Authors: Bijah Gibson

Zev Kedem spent much of his childhood seeing sights.

He saw the horrors of Nazi concentration camps, the factory of Oskar Schindler and, eventually, the downfall of the Nazi regime.

Looking back over 60 years, Kedem, 73, is amazed that he came out alive.

“The most amazing thought is that the Holocaust overtook me when I was five,” Kedem said in a telephone interview on Monday. “That’s amazing for a child.”

Kedem will speak at CSU today as part of Holocaust Awareness Week. His presentation, titled “Schindler’s List: A Survivor Celebrates Life,” will take place in the Lory Student Center’s North Ballroom at 7 p.m.

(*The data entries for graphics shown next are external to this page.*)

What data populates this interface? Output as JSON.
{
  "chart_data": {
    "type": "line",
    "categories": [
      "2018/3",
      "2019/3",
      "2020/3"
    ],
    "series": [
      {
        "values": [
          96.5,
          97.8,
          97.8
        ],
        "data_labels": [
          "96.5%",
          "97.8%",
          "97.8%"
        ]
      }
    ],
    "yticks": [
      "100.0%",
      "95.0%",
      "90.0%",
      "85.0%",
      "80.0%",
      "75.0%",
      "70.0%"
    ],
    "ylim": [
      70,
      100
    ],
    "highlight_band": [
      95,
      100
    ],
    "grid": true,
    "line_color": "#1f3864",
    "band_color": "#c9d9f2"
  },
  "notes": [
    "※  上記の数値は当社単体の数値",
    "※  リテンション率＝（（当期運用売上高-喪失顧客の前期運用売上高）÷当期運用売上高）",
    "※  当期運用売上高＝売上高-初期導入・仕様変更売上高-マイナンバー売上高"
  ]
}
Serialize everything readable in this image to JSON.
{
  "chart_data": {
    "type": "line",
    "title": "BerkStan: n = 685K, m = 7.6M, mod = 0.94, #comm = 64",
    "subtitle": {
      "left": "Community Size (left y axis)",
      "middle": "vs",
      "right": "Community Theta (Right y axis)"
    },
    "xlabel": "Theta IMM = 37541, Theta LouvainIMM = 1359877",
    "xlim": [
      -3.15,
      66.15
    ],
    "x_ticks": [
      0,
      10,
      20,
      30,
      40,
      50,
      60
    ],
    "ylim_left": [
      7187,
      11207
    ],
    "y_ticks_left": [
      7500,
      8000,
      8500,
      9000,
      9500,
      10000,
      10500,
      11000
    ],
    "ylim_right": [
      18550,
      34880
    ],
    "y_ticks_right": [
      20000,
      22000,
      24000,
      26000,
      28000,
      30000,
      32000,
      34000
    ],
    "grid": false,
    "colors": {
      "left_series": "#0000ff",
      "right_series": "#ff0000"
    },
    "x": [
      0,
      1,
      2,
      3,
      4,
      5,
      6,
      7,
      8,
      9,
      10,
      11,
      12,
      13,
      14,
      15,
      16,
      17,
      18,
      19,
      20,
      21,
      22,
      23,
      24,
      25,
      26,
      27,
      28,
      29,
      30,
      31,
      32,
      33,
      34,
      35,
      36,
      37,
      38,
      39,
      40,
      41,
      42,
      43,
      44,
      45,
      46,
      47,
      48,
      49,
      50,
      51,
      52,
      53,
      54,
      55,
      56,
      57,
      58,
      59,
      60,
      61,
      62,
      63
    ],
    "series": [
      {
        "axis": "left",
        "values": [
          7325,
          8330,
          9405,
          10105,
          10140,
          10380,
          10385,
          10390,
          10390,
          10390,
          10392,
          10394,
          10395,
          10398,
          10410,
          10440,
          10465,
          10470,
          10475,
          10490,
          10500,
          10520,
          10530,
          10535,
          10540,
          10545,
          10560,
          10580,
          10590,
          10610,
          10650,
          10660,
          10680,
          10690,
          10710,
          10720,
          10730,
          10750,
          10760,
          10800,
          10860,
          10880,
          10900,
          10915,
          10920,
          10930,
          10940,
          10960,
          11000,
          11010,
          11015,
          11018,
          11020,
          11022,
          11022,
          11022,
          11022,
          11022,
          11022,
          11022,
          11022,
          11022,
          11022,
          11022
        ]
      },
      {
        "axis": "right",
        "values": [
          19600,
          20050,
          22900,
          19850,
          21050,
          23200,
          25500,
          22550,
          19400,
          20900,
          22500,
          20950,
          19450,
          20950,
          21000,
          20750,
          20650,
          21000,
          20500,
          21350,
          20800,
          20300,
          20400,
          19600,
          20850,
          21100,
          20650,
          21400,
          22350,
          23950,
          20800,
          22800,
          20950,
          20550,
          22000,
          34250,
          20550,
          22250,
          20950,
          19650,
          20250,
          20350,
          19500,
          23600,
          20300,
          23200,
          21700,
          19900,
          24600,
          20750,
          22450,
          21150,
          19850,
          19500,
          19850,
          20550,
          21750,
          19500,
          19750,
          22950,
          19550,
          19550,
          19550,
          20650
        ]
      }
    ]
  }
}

In the early years of the Holocaust, Kedem lived with his family in Katowitz, Poland. When Nazi soldiers began rounding up Jews in Poland, he and his family went into hiding. Kedem ended up in a concentration camp. It was while he was in a concentration camp that his name miraculously found a place on Schindler’s List.

Schindler’s List was written up by Oskar Schindler, a German who compiled a list of 1,100 Jews to work in a factory in Brinlitz, Czechoslovakia. Being taken to the factory meant avoiding death in the gas chambers for the Jewish people. For young Zev Kedem, Oskar Schindler was a life-saver.

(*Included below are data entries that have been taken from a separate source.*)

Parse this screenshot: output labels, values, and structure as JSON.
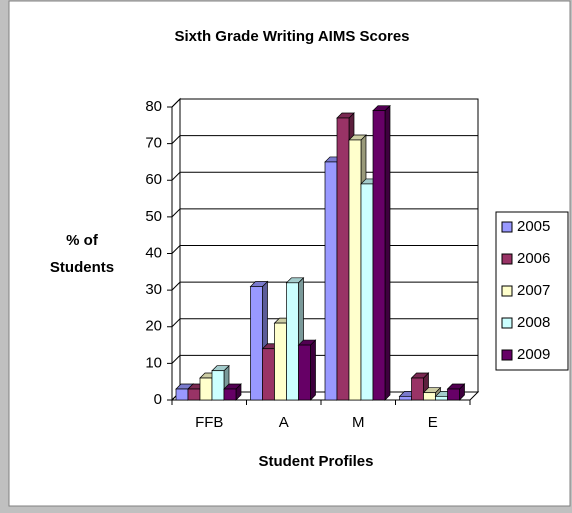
{
  "chart_data": {
    "type": "bar",
    "title": "Sixth Grade Writing AIMS Scores",
    "y_label_lines": [
      "% of",
      "Students"
    ],
    "x_label": "Student Profiles",
    "categories": [
      "FFB",
      "A",
      "M",
      "E"
    ],
    "series": [
      {
        "name": "2005",
        "color": "#9999ff",
        "values": [
          3,
          31,
          65,
          1
        ]
      },
      {
        "name": "2006",
        "color": "#993366",
        "values": [
          3,
          14,
          77,
          6
        ]
      },
      {
        "name": "2007",
        "color": "#ffffcc",
        "values": [
          6,
          21,
          71,
          2
        ]
      },
      {
        "name": "2008",
        "color": "#ccffff",
        "values": [
          8,
          32,
          59,
          1
        ]
      },
      {
        "name": "2009",
        "color": "#660066",
        "values": [
          3,
          15,
          79,
          3
        ]
      }
    ],
    "ylim": [
      0,
      80
    ],
    "yticks": [
      0,
      10,
      20,
      30,
      40,
      50,
      60,
      70,
      80
    ],
    "grid": true,
    "legend": "right"
  }
}
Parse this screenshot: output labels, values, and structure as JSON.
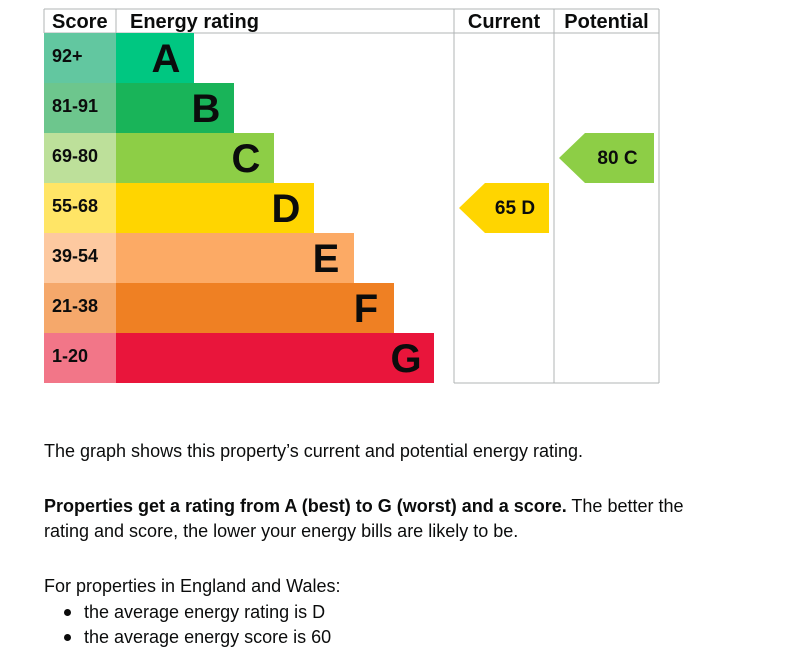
{
  "chart_data": {
    "type": "bar",
    "headers": {
      "score": "Score",
      "rating": "Energy rating",
      "current": "Current",
      "potential": "Potential"
    },
    "bands": [
      {
        "letter": "A",
        "range": "92+",
        "color": "#00c781",
        "score_color": "#62c7a0"
      },
      {
        "letter": "B",
        "range": "81-91",
        "color": "#19b459",
        "score_color": "#6dc68d"
      },
      {
        "letter": "C",
        "range": "69-80",
        "color": "#8dce46",
        "score_color": "#bde09a"
      },
      {
        "letter": "D",
        "range": "55-68",
        "color": "#ffd500",
        "score_color": "#ffe566"
      },
      {
        "letter": "E",
        "range": "39-54",
        "color": "#fcaa65",
        "score_color": "#fdc9a0"
      },
      {
        "letter": "F",
        "range": "21-38",
        "color": "#ef8023",
        "score_color": "#f5a86b"
      },
      {
        "letter": "G",
        "range": "1-20",
        "color": "#e9153b",
        "score_color": "#f27688"
      }
    ],
    "current": {
      "score": 65,
      "letter": "D",
      "label": "65 D",
      "color": "#ffd500"
    },
    "potential": {
      "score": 80,
      "letter": "C",
      "label": "80 C",
      "color": "#8dce46"
    }
  },
  "text": {
    "graph_description": "The graph shows this property’s current and potential energy rating.",
    "ratings_bold": "Properties get a rating from A (best) to G (worst) and a score.",
    "ratings_rest": " The better the rating and score, the lower your energy bills are likely to be.",
    "england_wales": "For properties in England and Wales:",
    "averages": [
      "the average energy rating is D",
      "the average energy score is 60"
    ]
  },
  "colors": {
    "grid": "#b1b4b6",
    "text": "#0b0c0c"
  }
}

“I am very grateful to Oskar Schindler to this very day,” Kedem said.

Although Schindler’s List saved Kedem initially, his journey was far from over.

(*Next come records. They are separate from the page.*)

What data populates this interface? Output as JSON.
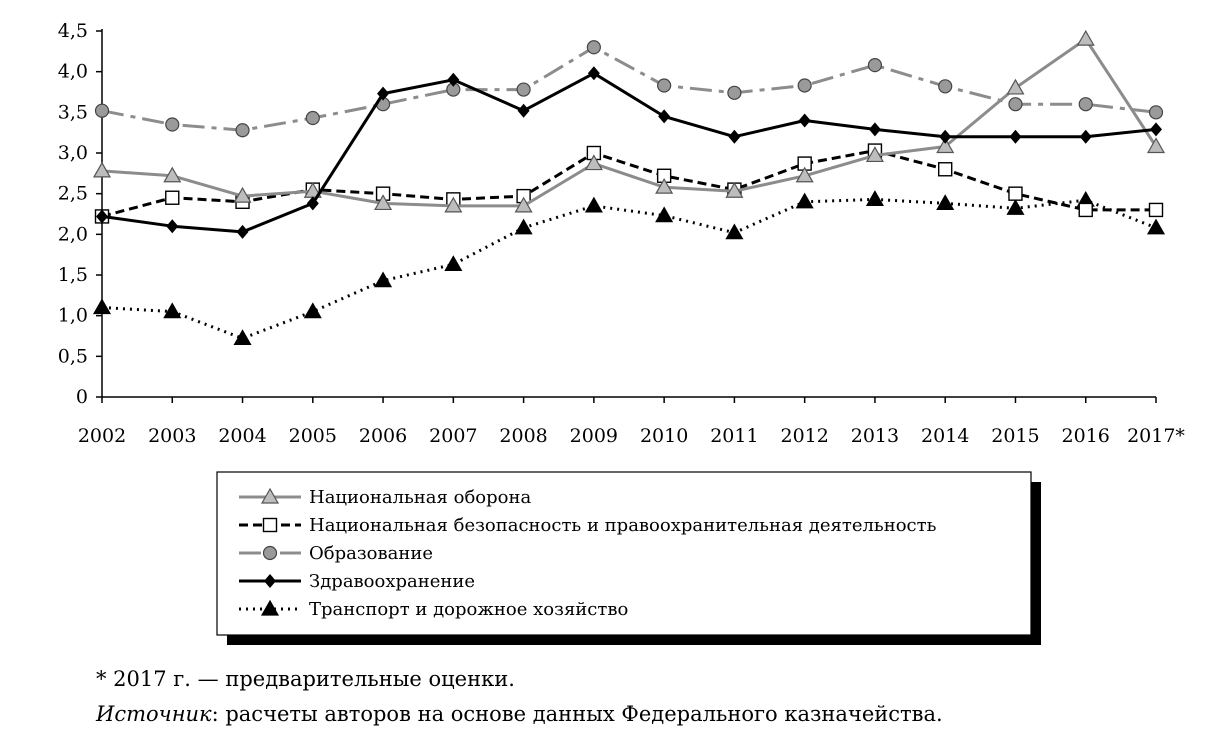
{
  "chart_data": {
    "type": "line",
    "title": "",
    "xlabel": "",
    "ylabel": "",
    "ylim": [
      0,
      4.5
    ],
    "yticks": [
      "0",
      "0,5",
      "1,0",
      "1,5",
      "2,0",
      "2,5",
      "3,0",
      "3,5",
      "4,0",
      "4,5"
    ],
    "grid": false,
    "legend_position": "bottom-center",
    "categories": [
      "2002",
      "2003",
      "2004",
      "2005",
      "2006",
      "2007",
      "2008",
      "2009",
      "2010",
      "2011",
      "2012",
      "2013",
      "2014",
      "2015",
      "2016",
      "2017*"
    ],
    "series": [
      {
        "name": "Национальная оборона",
        "marker": "triangle-gray",
        "line": "solid-gray",
        "color": "#8c8c8c",
        "values": [
          2.78,
          2.72,
          2.47,
          2.53,
          2.38,
          2.35,
          2.35,
          2.87,
          2.58,
          2.53,
          2.72,
          2.97,
          3.08,
          3.8,
          4.4,
          3.08
        ]
      },
      {
        "name": "Национальная безопасность и правоохранительная деятельность",
        "marker": "square-white",
        "line": "dashed-black",
        "color": "#000000",
        "values": [
          2.22,
          2.45,
          2.4,
          2.55,
          2.5,
          2.43,
          2.47,
          3.0,
          2.72,
          2.55,
          2.87,
          3.03,
          2.8,
          2.5,
          2.3,
          2.3
        ]
      },
      {
        "name": "Образование",
        "marker": "circle-gray",
        "line": "dashdot-gray",
        "color": "#8c8c8c",
        "values": [
          3.52,
          3.35,
          3.28,
          3.43,
          3.6,
          3.78,
          3.78,
          4.3,
          3.83,
          3.74,
          3.83,
          4.08,
          3.82,
          3.6,
          3.6,
          3.5
        ]
      },
      {
        "name": "Здравоохранение",
        "marker": "diamond-black",
        "line": "solid-black",
        "color": "#000000",
        "values": [
          2.22,
          2.1,
          2.03,
          2.38,
          3.73,
          3.9,
          3.52,
          3.98,
          3.45,
          3.2,
          3.4,
          3.29,
          3.2,
          3.2,
          3.2,
          3.29
        ]
      },
      {
        "name": "Транспорт и дорожное хозяйство",
        "marker": "triangle-black",
        "line": "dotted-black",
        "color": "#000000",
        "values": [
          1.1,
          1.05,
          0.72,
          1.05,
          1.43,
          1.63,
          2.08,
          2.35,
          2.23,
          2.02,
          2.4,
          2.43,
          2.38,
          2.32,
          2.42,
          2.08
        ]
      }
    ]
  },
  "footnote": "* 2017 г. — предварительные оценки.",
  "source_label": "Источник",
  "source_text": ": расчеты авторов на основе данных Федерального казначейства."
}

Less than a week after arriving at Schindler’s factory, the local commandant charged that no child under the age of thirteen could work in the factory. For Kedem, this meant a trip to the dreaded death camp of Auschwitz in Poland. That day, five boys, including Kedem, and their fathers were transported to Auschwitz. They arrived Nov. 3, 1944.

For Kedem, death seemed imminent, but once again, luck was on his side.

The day before he and the other transported prisoners were brought to Auschwitz, Adolf Hitler ordered the gas chambers closed. Decades later, while examining a log of prisoners brought to Auschwitz, Kedem located his prisoner number, B14433. He found that he and his father were among the last ten prisoners brought into Auschwitz before the camp was closed.

“Had we arrived one day earlier you wouldn’t be talking to me,” Kedem said.

Upon arriving at Auschwitz, Kedem was turned around almost immediately and forced to march across Poland, a miserable, wearisome journey. At one point, one loaf of bread was his means of sustenance for nearly two weeks.

“We didn’t know how long we’d be on the road,” Kedem said.

Eventually, Kedem and the prisoners were loaded on cattle trucks and taken to a concentration camp at Mauthausen, Austria. Kedem was taken to a labor camp where he and other prisoners manufactured ball bearings and other war materials for the German army. Work in the labor camps was dark and dank; the factories in which Kedem worked were hidden in caverns dug inside the mountains of Austria.

After working in the hidden factories for a period of months, Kedem was sent back to Mauthausen. Then, on May 3, 1945, just before the surrender of German forces, Kedem was liberated. His liberation took place just sixteen days before his 13th birthday. Kedem had been a German detainee for nearly six years. Unfortunately, however, liberation did not mean safety or celebration.

“We had been reduced to sub-animal level,” Kedem said. “Celebration did not occur.”

One of the first prisoners to leave Mauthausen when the gates were opened, Kedem immediately sought a safe place to hide. Germans soldiers were still on the loose and shooting any Jews they encountered.

“You could not depend on anyone,” said Kedem, going on to say, “people were like zombies and living skeletons. I was shot at more often after liberation than while in camps.”

As he moved from place to place seeking help, Kedem was often turned away.

Finally, he was introduced to a U.S. Army unit helping displaced persons. He travelled with the unit for a time, acting as a sort of unofficial mascot. Then, in November 1945, Kedem was transported to England along with 800 other children.

He was finally safe.

In England, he was educated at St. Philips and St. James primary schools and went on to graduate from Oxford University. Kedem noted, however, that his preschool education took place in the violent, death-plagued camps of Auschwitz and Mauthausen.

“You’re just focused on staying alive,” said Kedem of his time in concentration camps. In retrospect, Kedem feels enormously fortunate to have survived.

“Life is wonderful and should be celebrated every day. People take life far too much for granted. Individual freedom is taken too much for granted,” Kedem said.